U.S. Water News Online
DENVER -- Echoing predictions from the National Oceanic and
Atmospheric Administration, the Bureau of Reclamation is predicting
spring and summer snowmelt runoffs will be below average in most
areas of the West. The Northwest is the exception.
A recently released report said reservoir storage levels are
generally near to below average, but on most projects storage levels
will be adequate to meet water supply needs this year. Precipitation
in March was generally below normal throughout the West, with most of
Arizona, California, Nevada, Utah, New Mexico, and Colorado reporting
less than 50 percent of normal precipitation.

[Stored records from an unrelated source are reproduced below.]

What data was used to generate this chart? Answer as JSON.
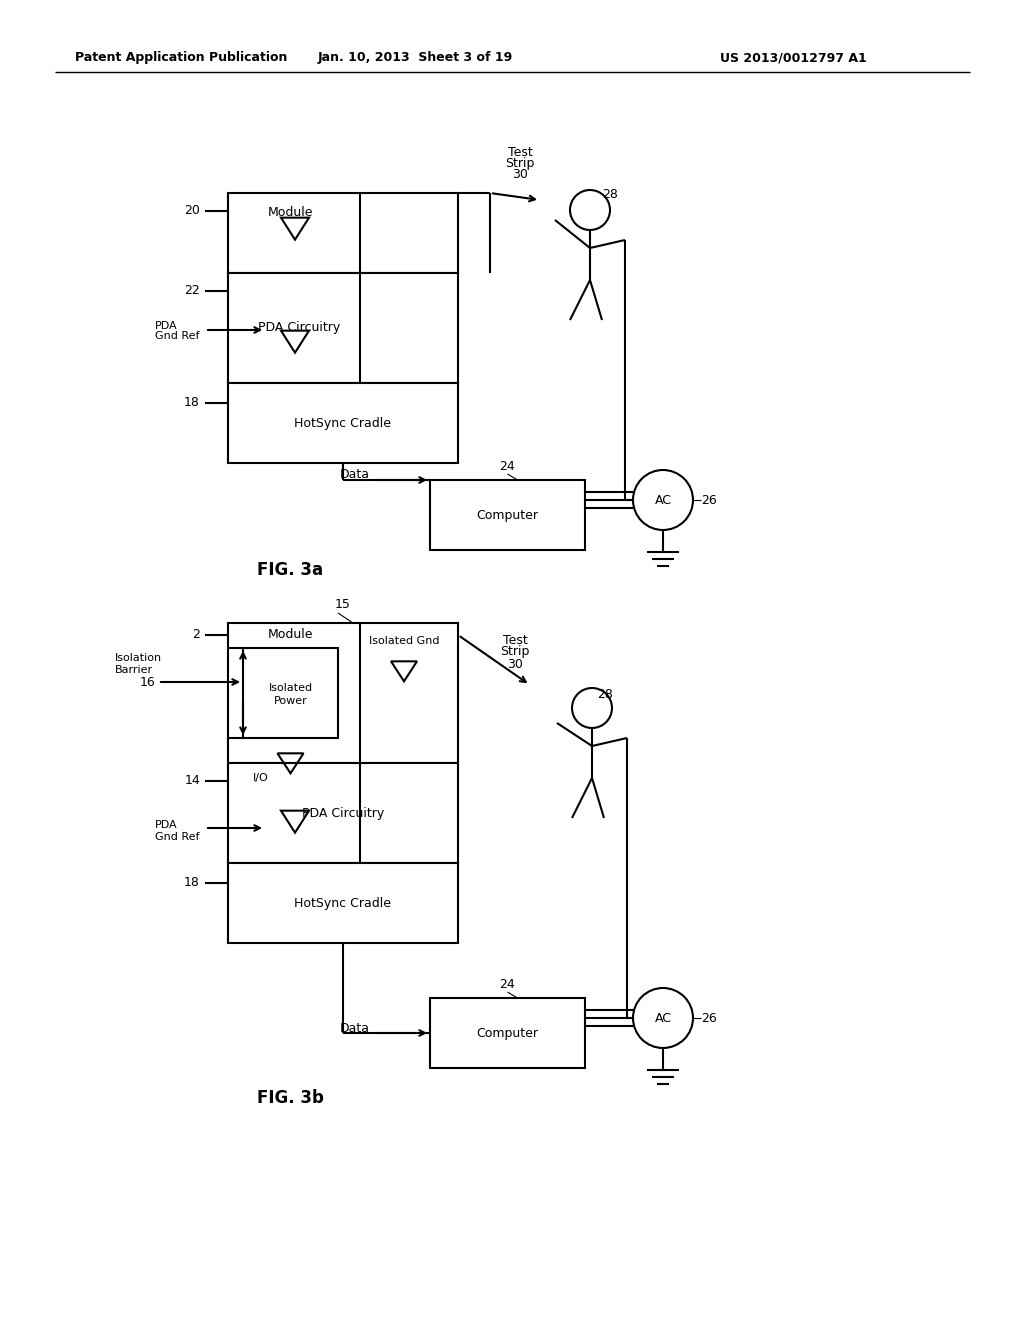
{
  "bg_color": "#ffffff",
  "text_color": "#000000",
  "header_left": "Patent Application Publication",
  "header_center": "Jan. 10, 2013  Sheet 3 of 19",
  "header_right": "US 2013/0012797 A1",
  "fig3a_label": "FIG. 3a",
  "fig3b_label": "FIG. 3b",
  "line_color": "#000000",
  "line_width": 1.5
}
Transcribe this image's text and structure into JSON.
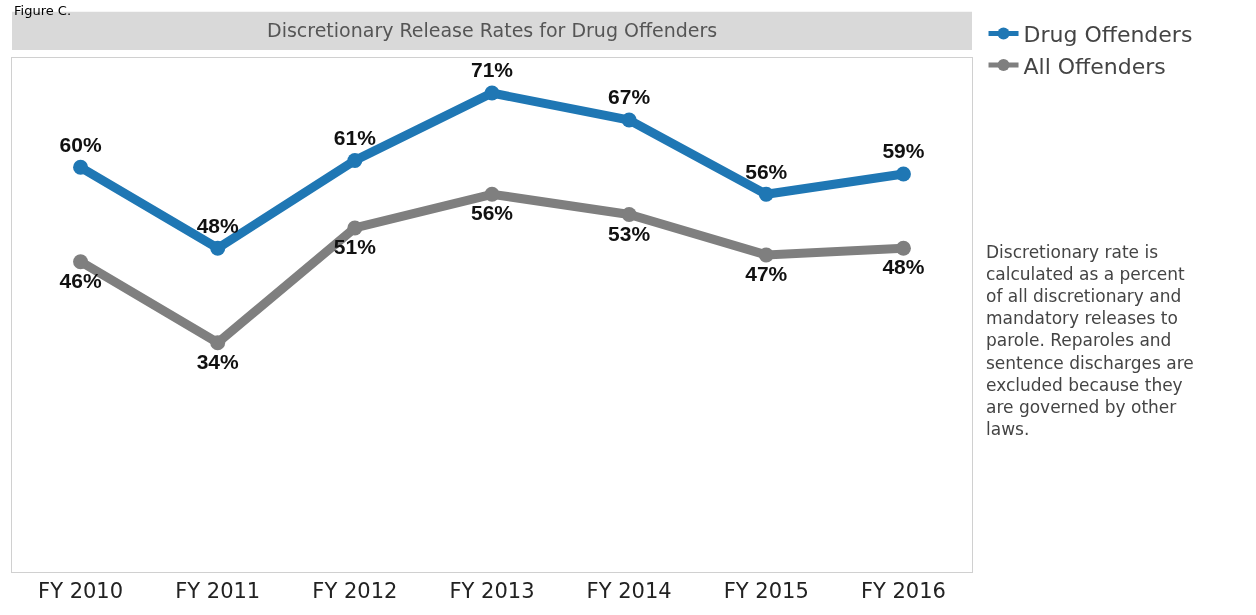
{
  "chart_data": {
    "type": "line",
    "title": "Discretionary Release Rates for Drug Offenders",
    "categories": [
      "FY 2010",
      "FY 2011",
      "FY 2012",
      "FY 2013",
      "FY 2014",
      "FY 2015",
      "FY 2016"
    ],
    "series": [
      {
        "name": "Drug Offenders",
        "color": "#1f77b4",
        "values": [
          60,
          48,
          61,
          71,
          67,
          56,
          59
        ],
        "value_labels": [
          "60%",
          "48%",
          "61%",
          "71%",
          "67%",
          "56%",
          "59%"
        ]
      },
      {
        "name": "All Offenders",
        "color": "#7f7f7f",
        "values": [
          46,
          34,
          51,
          56,
          53,
          47,
          48
        ],
        "value_labels": [
          "46%",
          "34%",
          "51%",
          "56%",
          "53%",
          "47%",
          "48%"
        ]
      }
    ],
    "legend": "top right",
    "marker": "circle",
    "line_style": "solid",
    "annotations": [
      "Figure C.",
      "Discretionary rate is calculated as a percent of all discretionary and mandatory releases to parole. Reparoles and sentence discharges are excluded because they are governed by other laws."
    ]
  }
}
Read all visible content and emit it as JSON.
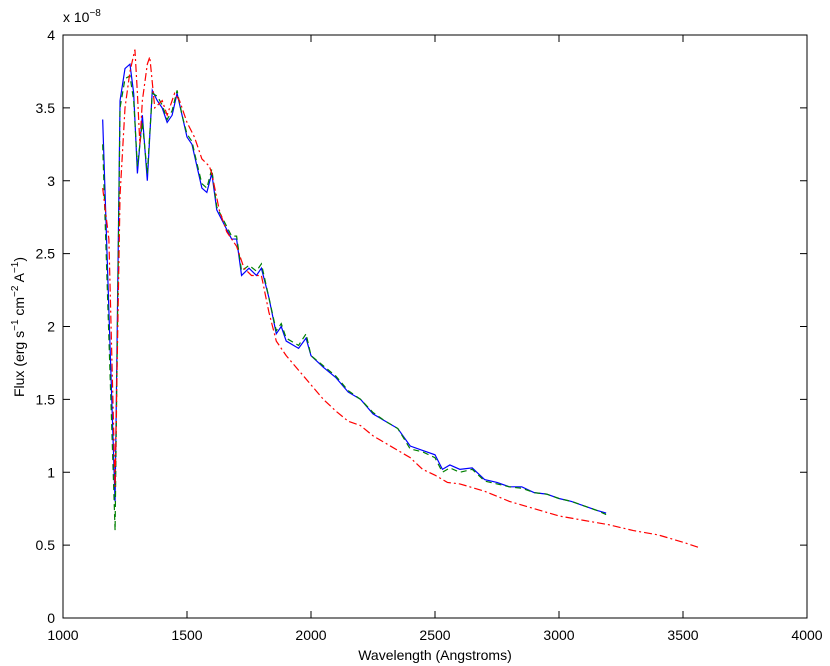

"While we are very concerned about some areas that remain in
critical drought, in general we believe there will be adequate
supplies for agriculture and municipal water users, wildlife, boaters
and anglers, and all who rely on the hydropower power produced by the
Bureau of Reclamation," said John Keys, commissioner of reclamation.
"We are closely monitoring the drought situation in the West,"
Keys continued. "Even though we have some areas that are in better
shape than last year, we still see heavy demands continuing to be
applied on our reservoir systems throughout the West."
He said precipitation in the Southwest is less than 50 percent of
normal since October 2001. Current reservoir storage levels on the
Colorado River, with Lake Mead 74 percent full, are sufficient to
provide a full water supply.
Seasonal precipitation is well below normal throughout the Lower
Colorado region. Current Colorado Basin snowpack is only 51 percent
of average. The forecast for April-July inflow to Lake Powell is only
38 percent of average, but Lake Powell remains at 70 percent of
Runoff forecasts are mostly in the 40-50 percent of average range
in the region, but as low as 28 percent on the Pecos and 2 percent on
part of the Rio Grande in New Mexico. Reservoir storage is near to
below average in the Upper Colorado and Great Basins, but much below
average in the Pecos (29 percent) and Rio Grande (55 percent) Basins.
Combined Rio Grande Project storage is at the lowest level since
1982. Water supply shortages are likely in the Carlsbad Project on
the Pecos River and in the Rio Grande Project.